子供が頭を打った時の対処法と注意点

2016年8月 2日

子供は転落や転倒などで、頭を打ってしまうことがよくありますが、まだ年齢が低いうちは、症状を自覚していないことが多いうえ、大人のように自分で状況を説明できないので、親や周囲の大人が注意してあげなければなりません。

ここでは、子供が頭を打った時の対処法と注意点、受診が必要な症状について紹介します。

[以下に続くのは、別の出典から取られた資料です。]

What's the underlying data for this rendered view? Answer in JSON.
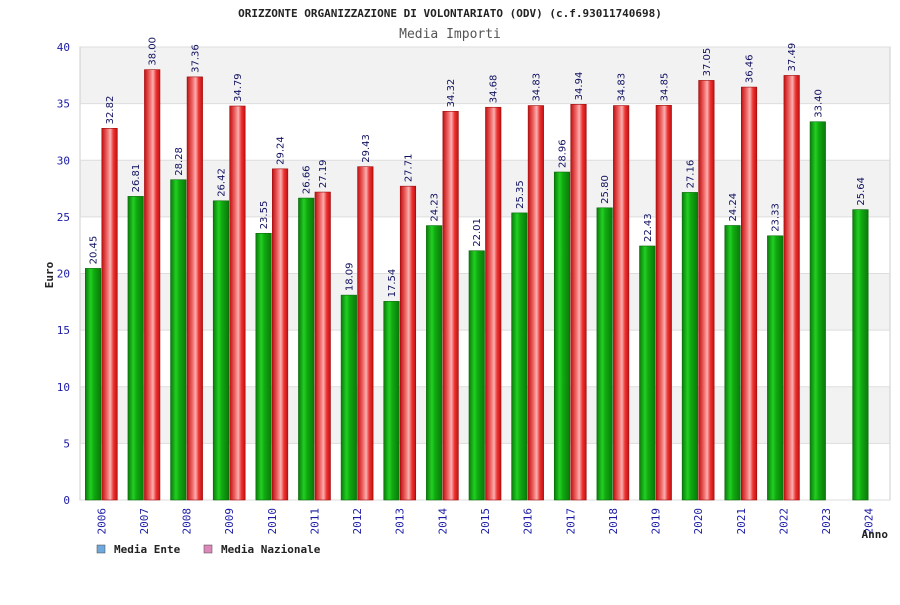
{
  "chart_data": {
    "type": "bar",
    "title": "ORIZZONTE ORGANIZZAZIONE DI VOLONTARIATO (ODV) (c.f.93011740698)",
    "subtitle": "Media Importi",
    "xlabel": "Anno",
    "ylabel": "Euro",
    "ylim": [
      0,
      40
    ],
    "yticks": [
      0,
      5,
      10,
      15,
      20,
      25,
      30,
      35,
      40
    ],
    "grid": true,
    "legend_position": "bottom-left",
    "categories": [
      "2006",
      "2007",
      "2008",
      "2009",
      "2010",
      "2011",
      "2012",
      "2013",
      "2014",
      "2015",
      "2016",
      "2017",
      "2018",
      "2019",
      "2020",
      "2021",
      "2022",
      "2023",
      "2024"
    ],
    "series": [
      {
        "name": "Media Ente",
        "color": "#14b814",
        "legend_color": "#6fa8dc",
        "values": [
          20.45,
          26.81,
          28.28,
          26.42,
          23.55,
          26.66,
          18.09,
          17.54,
          24.23,
          22.01,
          25.35,
          28.96,
          25.8,
          22.43,
          27.16,
          24.24,
          23.33,
          33.4,
          25.64
        ],
        "labels": [
          "20.45",
          "26.81",
          "28.28",
          "26.42",
          "23.55",
          "26.66",
          "18.09",
          "17.54",
          "24.23",
          "22.01",
          "25.35",
          "28.96",
          "25.80",
          "22.43",
          "27.16",
          "24.24",
          "23.33",
          "33.40",
          "25.64"
        ]
      },
      {
        "name": "Media Nazionale",
        "color": "#ee2222",
        "legend_color": "#dd88bb",
        "values": [
          32.82,
          38.0,
          37.36,
          34.79,
          29.24,
          27.19,
          29.43,
          27.71,
          34.32,
          34.68,
          34.83,
          34.94,
          34.83,
          34.85,
          37.05,
          36.46,
          37.49,
          null,
          null
        ],
        "labels": [
          "32.82",
          "38.00",
          "37.36",
          "34.79",
          "29.24",
          "27.19",
          "29.43",
          "27.71",
          "34.32",
          "34.68",
          "34.83",
          "34.94",
          "34.83",
          "34.85",
          "37.05",
          "36.46",
          "37.49",
          null,
          null
        ]
      }
    ]
  }
}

通常は、頭を打った直後に、脳になにかしらの変化が起こる可能性がありますが、1、2日経過してから症状が出たり、まれに2、3ヶ月ほど遅れて症状が表れることもあります。

子供が頭を打った時の対処法

頭を打ったところを冷やす
患部を保冷パックや冷たい水を浸したタオルで冷やすと、腫れや痛みが和らぎます。しかし、年齢が低い赤ちゃんは嫌がる傾向があるので、その場合は、無理に冷やさずに、様子をみましょう。
様子を見守る
安静にさせすぎると、かえって症状が分かりにくいことがあるので、普段と同じ生活をさせながら様子を見ます。
頭を強く打った日は、お風呂には入らないで、翌日までは激しい運動も控えます。
寝かせておく場合は、嘔吐に備えて嘔吐物で窒息しないように顔を横に向けておきましょう。
出血した場合の対処法
頭を怪我すると、出血が多い傾向が強いので、清潔なガーゼで傷口を圧迫するように覆います。

受診が必要な症状例

もし、下記のような症状がみられたら、夜間休日を問わずすぐに受診しましょう。

  • 意識がない。たとえ5秒間というわずかな間でも意識を失った場合は、こどもの救急電話相談#8000や近くの医療施設に電話で相談してください。
  • 赤ちゃんが不機嫌な状態が続く。
  • めまいや視野がかすむ、目がまわるなど視野に異常がある。
  • 腹痛は無いが、嘔吐を繰り返す。または、吐き気がある。
  • けいれん(ひきつけ)を起こす。
  • 箸をしっかり持てなくなる、字が下手になる、靴の脱ぎ履きがうまくできない、履いていたスリッパが脱げるなどの症状が見られる。
  • 熱は無いのに、激しい頭痛をうったえる。
  • ぼーっとしていたり、やけに眠たがったり、寝た後に起こしてもなかなか起きない。
  • 物忘れがひどくなる、発する言葉やふるまいがいつもと違う。
  • 手足がしびれる。
  • 打ったところが陥没したり、スポンジのようにやわらくなったり、ひどく腫れている。